NORDIC JOURNAL OF PSYCHIATRY, vol.72, no.8, pp.572-577, 2018 (SCI-Expanded) identifier identifier identifier

  • Publication Type: Article / Article
  • Volume: 72 Issue: 8
  • Publication Date: 2018
  • Doi Number: 10.1080/08039488.2018.1497200
  • Journal Name: NORDIC JOURNAL OF PSYCHIATRY
  • Journal Indexes: Science Citation Index Expanded (SCI-EXPANDED), Social Sciences Citation Index (SSCI), Scopus
  • Page Numbers: pp.572-577
  • Keywords: Affective disorder, oxidative stress, mood episode, oxidative markers, OXIDATIVE STRESS, SUPEROXIDE-DISMUTASE, NITRIC-OXIDE, SCHIZOPHRENIA, PLASMA, THIOLS
  • Gazi University Affiliated: No

Abstract

Purpose: Bipolar disorder (BD) is a chronical psychiatric disorder of which pathophysiology was demonstrated to be related with oxidative stress. Thiol-disulphide homeostasis is an indicator of oxidative balance. This study aims to investigate thiol-disulphide homeostasis in BD. Materials and methods: 27 patients in manic episode (MA), 29 patients in remission (RE) and 60 healthy participants (HC) were included to the study. Serum native thiol and total thiol levels were measured with a novel colorimetric, automated method. The disulphide levels and disulphide/native thiol ratios were also calculated from these measured parameters. Results: Native thiol levels and total thiol levels of both MA and RE groups were lower than HC. No significant difference detected between MA and RE in terms of native thiol levels and total thiol levels.

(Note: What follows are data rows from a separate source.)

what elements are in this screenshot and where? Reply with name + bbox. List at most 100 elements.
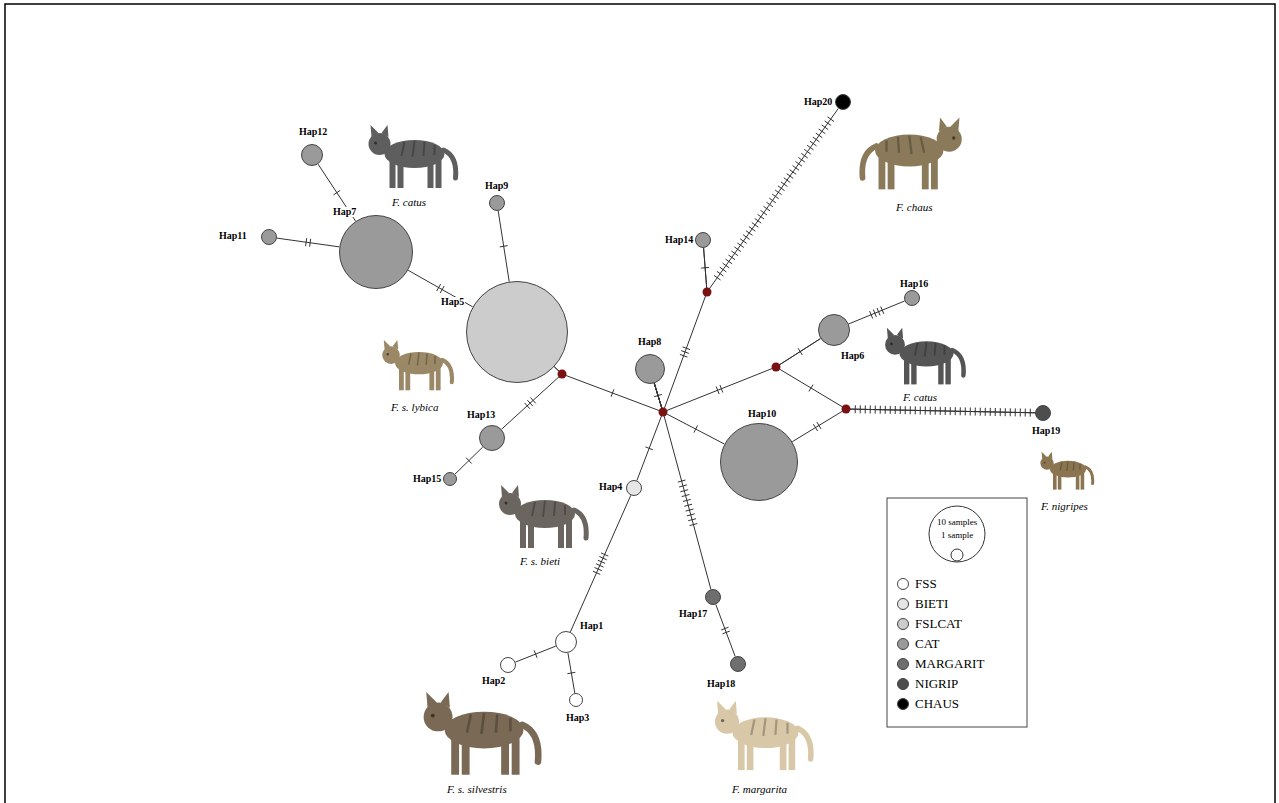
- network-link: [455, 447, 483, 474]
- network-link: [515, 646, 555, 662]
- mutation-tick: [596, 564, 603, 567]
- frame: [5, 4, 1275, 803]
- mutation-tick: [679, 485, 687, 487]
- mutation-tick: [527, 400, 532, 406]
- haplotype-circle: Hap19: [1035, 405, 1051, 421]
- mutation-tick: [721, 627, 728, 630]
- species-name: F. chaus: [896, 201, 932, 214]
- mutation-tick: [798, 158, 805, 163]
- mutation-tick: [437, 284, 441, 291]
- mutation-tick: [654, 394, 662, 396]
- cat-picture: [382, 340, 452, 390]
- median-vector: [558, 370, 567, 379]
- mutation-tick: [965, 407, 966, 415]
- size-key-circle: [951, 549, 963, 561]
- mutation-tick: [870, 311, 873, 318]
- haplotype-label: Hap4: [598, 482, 623, 492]
- mutation-tick: [534, 650, 537, 658]
- legend-text: MARGARIT: [915, 656, 984, 672]
- legend-text: BIETI: [915, 596, 948, 612]
- mutation-tick: [1030, 409, 1031, 417]
- haplotype-circle: Hap16: [904, 290, 920, 306]
- mutation-tick: [684, 504, 692, 506]
- cat-picture: [862, 118, 961, 190]
- mutation-tick: [1020, 409, 1021, 417]
- legend-swatch: [897, 658, 909, 670]
- haplotype-circle: Hap18: [730, 656, 746, 672]
- cat-picture: [885, 328, 964, 385]
- mutation-tick: [1025, 409, 1026, 417]
- mutation-tick: [567, 672, 575, 673]
- mutation-tick: [772, 194, 779, 199]
- mutation-tick: [766, 202, 773, 207]
- mutation-tick: [895, 406, 896, 414]
- mutation-tick: [688, 519, 696, 521]
- mutation-tick: [825, 121, 832, 126]
- mutation-tick: [758, 214, 765, 219]
- legend-box: [887, 498, 1027, 727]
- mutation-tick: [500, 246, 508, 247]
- mutation-tick: [598, 560, 605, 563]
- haplotype-label: Hap16: [899, 279, 929, 289]
- mutation-tick: [611, 389, 614, 396]
- mutation-tick: [687, 514, 695, 516]
- legend-text: NIGRIP: [915, 676, 958, 692]
- mutation-tick: [905, 406, 906, 414]
- haplotype-circle: Hap3: [569, 693, 583, 707]
- mutation-tick: [955, 407, 956, 415]
- haplotype-circle: Hap5: [466, 281, 568, 383]
- cat-picture: [499, 485, 586, 548]
- mutation-tick: [694, 426, 698, 433]
- mutation-tick: [726, 259, 733, 264]
- haplotype-label: Hap2: [481, 676, 506, 686]
- mutation-tick: [940, 407, 941, 415]
- mutation-tick: [960, 407, 961, 415]
- mutation-tick: [910, 406, 911, 414]
- mutation-tick: [731, 251, 738, 256]
- species-name: F. catus: [392, 196, 426, 209]
- mutation-tick: [925, 407, 926, 415]
- mutation-tick: [1015, 408, 1016, 416]
- network-link: [792, 409, 1035, 442]
- network-link: [654, 339, 820, 412]
- haplotype-circle: Hap2: [500, 657, 516, 673]
- median-vector: [842, 405, 851, 414]
- mutation-tick: [875, 406, 876, 414]
- mutation-tick: [787, 174, 794, 179]
- haplotype-circle: Hap1: [555, 631, 577, 653]
- mutation-tick: [930, 407, 931, 415]
- mutation-tick: [593, 571, 600, 574]
- haplotype-label: Hap3: [565, 713, 590, 723]
- legend-swatch: [897, 698, 909, 710]
- mutation-tick: [334, 190, 341, 195]
- mutation-tick: [985, 408, 986, 416]
- mutation-tick: [790, 170, 797, 175]
- network-link: [654, 383, 724, 444]
- mutation-tick: [714, 275, 721, 280]
- mutation-tick: [466, 458, 472, 464]
- mutation-tick: [734, 247, 741, 252]
- network-link: [704, 109, 839, 293]
- mutation-tick: [740, 239, 747, 244]
- mutation-tick: [752, 223, 759, 228]
- mutation-tick: [798, 348, 802, 355]
- size-key-label: 10 samples: [937, 517, 977, 527]
- mutation-tick: [885, 406, 886, 414]
- mutation-tick: [682, 495, 690, 497]
- haplotype-circle: Hap8: [635, 354, 665, 384]
- mutation-tick: [860, 405, 861, 413]
- species-name: F. s. bieti: [520, 555, 560, 568]
- mutation-tick: [873, 310, 876, 317]
- mutation-tick: [440, 286, 444, 293]
- mutation-tick: [813, 424, 817, 431]
- mutation-tick: [784, 178, 791, 183]
- mutation-tick: [701, 267, 709, 269]
- mutation-tick: [729, 255, 736, 260]
- haplotype-label: Hap1: [579, 621, 604, 631]
- mutation-tick: [749, 227, 756, 232]
- mutation-tick: [990, 408, 991, 416]
- mutation-tick: [881, 307, 884, 314]
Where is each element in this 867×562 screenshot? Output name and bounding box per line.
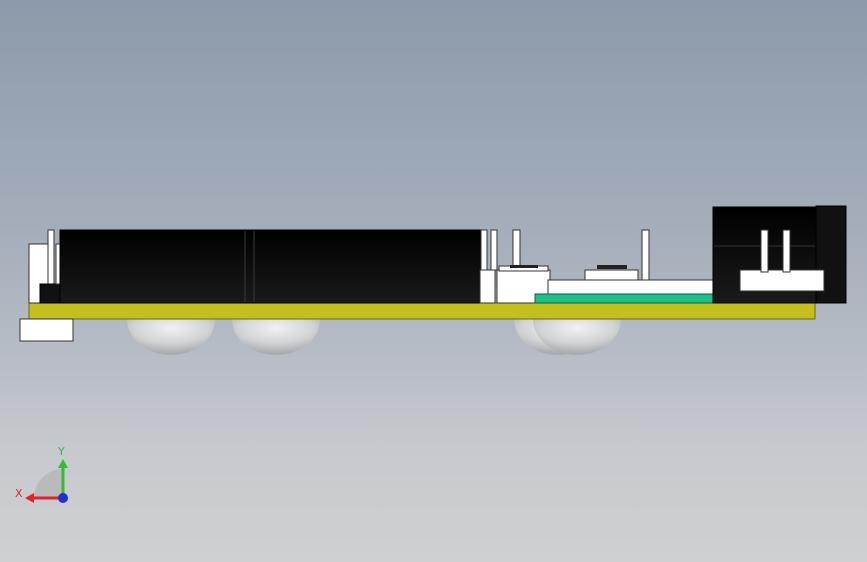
foot-4 xyxy=(533,319,621,355)
header-pin-b xyxy=(490,229,498,271)
y-axis-label: Y xyxy=(57,445,65,458)
triad-plane xyxy=(34,469,63,498)
header-pin-a xyxy=(480,229,488,271)
axis-triad: Y X xyxy=(15,445,68,503)
z-axis-dot xyxy=(58,493,68,503)
button-2-cap xyxy=(584,269,639,281)
header-pin-c xyxy=(512,229,521,271)
right-white-block xyxy=(739,269,825,292)
rubber-feet xyxy=(127,319,621,355)
foot-2 xyxy=(232,319,320,355)
bottom-left-block xyxy=(19,318,74,342)
right-pin-2 xyxy=(782,229,791,273)
foot-1 xyxy=(127,319,215,355)
header-pin-d xyxy=(641,229,650,281)
right-pin-1 xyxy=(760,229,769,273)
header-base xyxy=(479,269,496,304)
left-pin-1 xyxy=(47,229,55,285)
left-small-black xyxy=(39,283,61,304)
large-connector xyxy=(59,229,482,304)
pcb-board xyxy=(28,302,816,320)
x-axis-label: X xyxy=(15,487,23,500)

Disulphide levels and disulphide/native thiol ratio was detected statistically similar between three groups. Conclusion: Our results support the oxidative imbalance theory in pathophysiology of BD. Further studies with larger sample sizes are needed for being able to understand these pathways in detail and use them as a target of treatment.